If you’ve seen any of the promotional materials for Warp, you’ll have seen the way the protagonist, the cute little alien Zero, uses his warping powers against the scientists and soldiers that have captured him.
When Splosion Man was similarly trapped, he got revenge on the scientists who held him with his explosions, turning them into cartoony hunks of meat. Zero, on the other hand, gets his revenge by warping inside scientists and guards, and then inflating them until they explode in a shower of blood. It’s not particularly funny after the first time, and watching the soldiers screaming and dying as you spin the stick feels weird almost immediately.
This misguided visceral excessiveness is symptomatic of Warp’s larger design issues – it’s a game that suffers from uncertainty, and a lack of overarching vision. Simply put, it’s often hard to say what it is, exactly, that Warp is trying to do.
Warp is a puzzle game at heart, but with a healthy dollop of stealth mixed in. As you wander through each room of the facility, warping through walls and figuring out the way forward, you’ll often have to deal with armed guards, turrets, explosives, and various other one-hit-kill obstacles. Using your handful of abilities (you start with a basic warp move, but unlock three other powers as the game goes on), you need to bypass these obstacles, often by warping inside and exploding them, without dying yourself. This means quite a lot of sneaking around and creating distractions for your enemies to fire at, but the AI is extremely erratic, and their reactions to your efforts are often illogical. Your ability to take down your enemies sometimes comes down to whether you have good or bad luck, which is a shame.
When Warp’s ideas are coupled with smart room design, which does happen quite a few times throughout, it works well.
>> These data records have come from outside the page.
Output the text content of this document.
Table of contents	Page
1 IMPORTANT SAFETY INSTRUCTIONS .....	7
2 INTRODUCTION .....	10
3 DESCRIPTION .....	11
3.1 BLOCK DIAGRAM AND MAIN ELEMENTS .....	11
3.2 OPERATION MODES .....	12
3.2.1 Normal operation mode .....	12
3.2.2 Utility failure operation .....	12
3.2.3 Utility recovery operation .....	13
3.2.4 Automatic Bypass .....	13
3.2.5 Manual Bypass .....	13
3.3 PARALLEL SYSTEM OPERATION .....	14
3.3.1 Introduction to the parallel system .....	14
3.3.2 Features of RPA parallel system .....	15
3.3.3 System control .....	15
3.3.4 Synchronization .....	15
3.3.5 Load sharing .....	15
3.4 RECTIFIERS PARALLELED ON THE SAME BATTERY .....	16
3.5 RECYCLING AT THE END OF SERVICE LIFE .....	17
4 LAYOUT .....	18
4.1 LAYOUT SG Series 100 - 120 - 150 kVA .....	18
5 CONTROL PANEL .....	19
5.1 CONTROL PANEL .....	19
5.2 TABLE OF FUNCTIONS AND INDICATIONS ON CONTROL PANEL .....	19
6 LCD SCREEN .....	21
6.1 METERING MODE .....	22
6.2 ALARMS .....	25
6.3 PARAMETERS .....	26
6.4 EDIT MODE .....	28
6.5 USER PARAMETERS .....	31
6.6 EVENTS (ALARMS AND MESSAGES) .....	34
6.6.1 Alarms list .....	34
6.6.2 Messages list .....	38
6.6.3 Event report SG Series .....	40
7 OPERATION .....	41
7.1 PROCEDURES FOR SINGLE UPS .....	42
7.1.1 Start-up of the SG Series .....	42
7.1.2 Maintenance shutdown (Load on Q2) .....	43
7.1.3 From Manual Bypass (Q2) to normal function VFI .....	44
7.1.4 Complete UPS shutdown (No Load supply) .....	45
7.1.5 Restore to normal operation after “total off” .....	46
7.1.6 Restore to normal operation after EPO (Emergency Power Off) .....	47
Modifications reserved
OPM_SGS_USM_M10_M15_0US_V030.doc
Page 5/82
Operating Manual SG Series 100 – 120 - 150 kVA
The second ability you unlock, which lets you switch places with various objects, leads to some pretty fun and creative puzzle scenarios. Often though, Warp feels like a puzzle game in search of actual puzzles. The game struggles to really tap into ingenious ways of using your powers, and the solution to getting through most rooms is immediately obvious. The first time you create a spectral version of yourself to trick a guard into shooting an object behind you is cool, but then the game asks you to do it over and over again.
Still, sometimes things just really come together nicely in Warp. Zipping around a room, just barely avoiding gunfire and hijacking back and forth between bodies, can be moderately thrilling. It never quite feels like an intentional piece of the design, more a by-product of your own creativity, but these moments are great nevertheless.
Unfortunately, there are even more moments scattered throughout that are just plain irritating. For a game reliant on precision warping, the controls just aren’t very precise. You can’t control the distance of your warp, only the angle, which makes some later sections very frustrating.
You’ll frequently accidentally warp in then straight back out of objects, getting spotted in the process. And unless you find enough ‘grub’ collectibles around the facility and purchase certain upgrades, Zero is a cumbersome little bugger, which adds to the frustrations. Also scattered throughout the game are ‘challenge rooms’, which gives you an optional task and time limits to aim for. They’re only really for players who get really stuck into the game, but they do extend the game quite a bit if you’re dedicated.
Warp isn’t a bad little game by any means, and in its better moments it can be easy to forget all the surrounding problems. But it’s a hard game to get really enthusiastic about, and all too easy to walk away from when you hit a frustrating section.